As for its COVID-19 Crisis Relief Grant fund, Mellon expects its $5 million investment will eventually flow to roughly 1,500 artists and organizations that receive grants ranging from $1,000 to $20,000—a game-changing figure for historically undercapitalized organizations.

“Challenge your funders”

Funders’ embrace of regranting organizations should happen concurrently with their democratizing efforts that seek to solicit—once again, quoting IP’s survey—“more influence on grantmaking priorities from the field.”

Surdna’s Torres said that performing arts funders should “pay for the expertise and wisdom of and listen to the recommendations of frontline organizations” calling for greater equity and inclusion, including National Black Theater, Axis Dance Company, Theater Offensive, Penumbra Theater, Ananya Dance, Pangea World and Cleo Parker Robinson Dance, among many others.

Torres also cited funding coalitions as a “promising grantmaking strategy” worthy of greater investment. “Since the onset of COVID-19, we have received more and more inquiries from partnerships of performing arts organizations related by demographics and by geography. This is an exciting sign of collaboration in the field as a response to changing funding strategies on the demand side and a great opportunity for the cultural funding sector.”

Two foundation reps that I spoke with cited the Mosaic Network and Fund as an innovative collaborative funding model. Housed at the New York Community Trust, the fund’s advisory committee is composed of 50% African, Latinx, Asian, Arab and Native American (ALAANA) arts practitioners and 50% representatives from participating funders, including Surdna.

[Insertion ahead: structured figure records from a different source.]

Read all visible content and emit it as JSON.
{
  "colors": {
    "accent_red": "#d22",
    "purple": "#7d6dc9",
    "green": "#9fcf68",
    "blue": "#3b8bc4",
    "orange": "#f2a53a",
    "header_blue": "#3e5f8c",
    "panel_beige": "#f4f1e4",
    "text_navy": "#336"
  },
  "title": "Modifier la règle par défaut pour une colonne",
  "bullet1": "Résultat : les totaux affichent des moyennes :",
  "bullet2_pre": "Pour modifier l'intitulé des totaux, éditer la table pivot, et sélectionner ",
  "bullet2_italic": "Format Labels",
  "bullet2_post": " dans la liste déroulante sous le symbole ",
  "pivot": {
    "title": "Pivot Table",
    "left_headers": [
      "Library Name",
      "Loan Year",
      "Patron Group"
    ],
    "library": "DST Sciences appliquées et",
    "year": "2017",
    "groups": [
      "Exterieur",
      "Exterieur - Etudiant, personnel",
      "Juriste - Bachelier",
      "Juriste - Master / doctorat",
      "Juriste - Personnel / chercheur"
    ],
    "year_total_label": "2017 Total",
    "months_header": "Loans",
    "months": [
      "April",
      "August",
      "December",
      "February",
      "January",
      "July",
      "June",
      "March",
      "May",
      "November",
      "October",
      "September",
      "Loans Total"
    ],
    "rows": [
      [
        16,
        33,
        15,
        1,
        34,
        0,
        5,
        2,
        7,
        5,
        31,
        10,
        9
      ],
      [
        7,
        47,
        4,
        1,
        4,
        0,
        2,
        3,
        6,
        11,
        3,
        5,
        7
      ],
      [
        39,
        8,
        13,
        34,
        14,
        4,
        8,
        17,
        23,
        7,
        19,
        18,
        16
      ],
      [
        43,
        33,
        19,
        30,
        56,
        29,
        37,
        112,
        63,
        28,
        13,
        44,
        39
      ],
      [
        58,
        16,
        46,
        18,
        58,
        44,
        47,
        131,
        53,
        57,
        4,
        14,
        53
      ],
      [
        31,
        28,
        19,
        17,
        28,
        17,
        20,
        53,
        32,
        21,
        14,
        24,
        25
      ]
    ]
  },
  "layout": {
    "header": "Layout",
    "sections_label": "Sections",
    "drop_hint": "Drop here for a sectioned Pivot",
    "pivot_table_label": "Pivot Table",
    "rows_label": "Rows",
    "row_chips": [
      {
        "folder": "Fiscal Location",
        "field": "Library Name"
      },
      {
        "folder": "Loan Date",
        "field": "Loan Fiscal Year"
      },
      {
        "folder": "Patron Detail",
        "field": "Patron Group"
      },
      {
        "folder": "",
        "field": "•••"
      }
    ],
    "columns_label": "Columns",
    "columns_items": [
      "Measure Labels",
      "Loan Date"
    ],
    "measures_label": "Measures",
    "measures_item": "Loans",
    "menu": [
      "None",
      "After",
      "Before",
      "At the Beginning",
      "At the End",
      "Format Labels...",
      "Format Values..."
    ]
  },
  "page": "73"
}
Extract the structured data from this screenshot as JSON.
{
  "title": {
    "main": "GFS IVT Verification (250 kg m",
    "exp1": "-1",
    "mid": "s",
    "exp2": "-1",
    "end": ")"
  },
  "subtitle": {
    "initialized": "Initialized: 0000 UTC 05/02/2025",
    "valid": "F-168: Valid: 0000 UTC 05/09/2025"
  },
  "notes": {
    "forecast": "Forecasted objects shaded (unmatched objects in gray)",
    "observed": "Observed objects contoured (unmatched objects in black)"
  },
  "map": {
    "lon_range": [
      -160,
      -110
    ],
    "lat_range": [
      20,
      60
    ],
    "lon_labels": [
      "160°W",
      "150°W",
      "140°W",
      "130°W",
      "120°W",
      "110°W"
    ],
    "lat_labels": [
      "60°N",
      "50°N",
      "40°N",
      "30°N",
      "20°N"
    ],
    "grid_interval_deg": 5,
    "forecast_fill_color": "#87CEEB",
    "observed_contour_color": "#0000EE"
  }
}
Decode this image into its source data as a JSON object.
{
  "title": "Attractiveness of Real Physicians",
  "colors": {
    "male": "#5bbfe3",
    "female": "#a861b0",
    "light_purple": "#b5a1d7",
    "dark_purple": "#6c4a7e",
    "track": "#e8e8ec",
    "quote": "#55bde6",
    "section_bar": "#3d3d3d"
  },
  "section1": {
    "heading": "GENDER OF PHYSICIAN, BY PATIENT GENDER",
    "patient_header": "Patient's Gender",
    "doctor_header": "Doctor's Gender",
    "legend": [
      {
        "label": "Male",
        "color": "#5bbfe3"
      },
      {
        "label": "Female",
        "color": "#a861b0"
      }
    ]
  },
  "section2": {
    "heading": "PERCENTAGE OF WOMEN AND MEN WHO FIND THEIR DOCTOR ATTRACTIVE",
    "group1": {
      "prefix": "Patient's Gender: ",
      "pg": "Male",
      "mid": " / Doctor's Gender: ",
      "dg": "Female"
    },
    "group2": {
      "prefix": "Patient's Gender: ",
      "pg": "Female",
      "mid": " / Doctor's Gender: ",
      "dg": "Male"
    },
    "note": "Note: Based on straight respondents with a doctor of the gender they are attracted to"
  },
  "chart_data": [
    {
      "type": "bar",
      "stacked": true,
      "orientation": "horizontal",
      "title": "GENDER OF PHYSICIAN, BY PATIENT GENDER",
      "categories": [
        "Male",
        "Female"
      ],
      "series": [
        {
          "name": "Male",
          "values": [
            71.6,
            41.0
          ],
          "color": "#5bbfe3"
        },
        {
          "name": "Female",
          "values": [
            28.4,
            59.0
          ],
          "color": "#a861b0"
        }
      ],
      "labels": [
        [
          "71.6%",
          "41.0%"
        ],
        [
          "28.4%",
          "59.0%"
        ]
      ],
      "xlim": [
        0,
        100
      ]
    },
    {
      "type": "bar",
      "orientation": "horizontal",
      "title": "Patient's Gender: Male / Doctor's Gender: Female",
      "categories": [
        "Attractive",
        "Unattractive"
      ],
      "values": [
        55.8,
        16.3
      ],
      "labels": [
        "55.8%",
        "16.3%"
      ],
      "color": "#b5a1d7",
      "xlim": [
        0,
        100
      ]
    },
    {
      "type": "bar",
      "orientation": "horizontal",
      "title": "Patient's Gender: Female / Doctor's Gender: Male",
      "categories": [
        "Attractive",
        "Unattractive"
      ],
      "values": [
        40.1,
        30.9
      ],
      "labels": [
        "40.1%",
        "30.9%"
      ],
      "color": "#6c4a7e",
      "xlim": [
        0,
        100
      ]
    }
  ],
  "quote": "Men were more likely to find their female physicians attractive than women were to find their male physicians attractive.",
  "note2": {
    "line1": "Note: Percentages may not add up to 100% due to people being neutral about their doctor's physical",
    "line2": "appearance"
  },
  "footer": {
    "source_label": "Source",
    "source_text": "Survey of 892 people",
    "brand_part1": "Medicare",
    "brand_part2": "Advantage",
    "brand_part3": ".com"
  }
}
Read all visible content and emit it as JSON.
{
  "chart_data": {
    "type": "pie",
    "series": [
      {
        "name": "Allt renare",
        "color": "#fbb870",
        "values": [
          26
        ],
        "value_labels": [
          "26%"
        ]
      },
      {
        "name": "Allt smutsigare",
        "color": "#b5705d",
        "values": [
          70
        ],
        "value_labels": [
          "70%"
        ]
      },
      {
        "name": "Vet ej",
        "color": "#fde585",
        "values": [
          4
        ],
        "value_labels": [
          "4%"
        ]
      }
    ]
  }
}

Since its launch two years ago, it has pooled over $6 million from 20 funders, supports 27 ALAANA arts groups, and maintains a vast learning network of over 100 arts and culture nonprofits.

Kerry McCarthy, the trust’s vice president of philanthropic initiatives and the fund’s other co-chair, told me that the leadership changed the composition of its grant program after receiving feedback from practitioners in the fund’s learning exchange, who encouraged her to increase eligibility and flexibility. “The amount of general operating support was hiked to 50% and we lowered the budget floor to $20,000,” she said. “As a result, we supported a lot of smaller groups.”

McCarthy’s commentary echoes Torres-Campos’s contention that “grantmakers’ funding coalitions have the ability to more equitably resource an ecosystem and not just siloed institutions/organizations.”

Finally, Torres-Campos had advice for nonprofit performing arts organizations on the receiving end of funders’ ongoing efforts to make grantmaking more democratized and equitable.

“COVID-19 has pushed more funders to embrace trust-based philanthropy practices like giving multi-year unrestricted grants, streamlining paperwork, and giving support beyond the check,” he said. “Challenge your funders to uphold the pledges they’ve made in perpetuity.”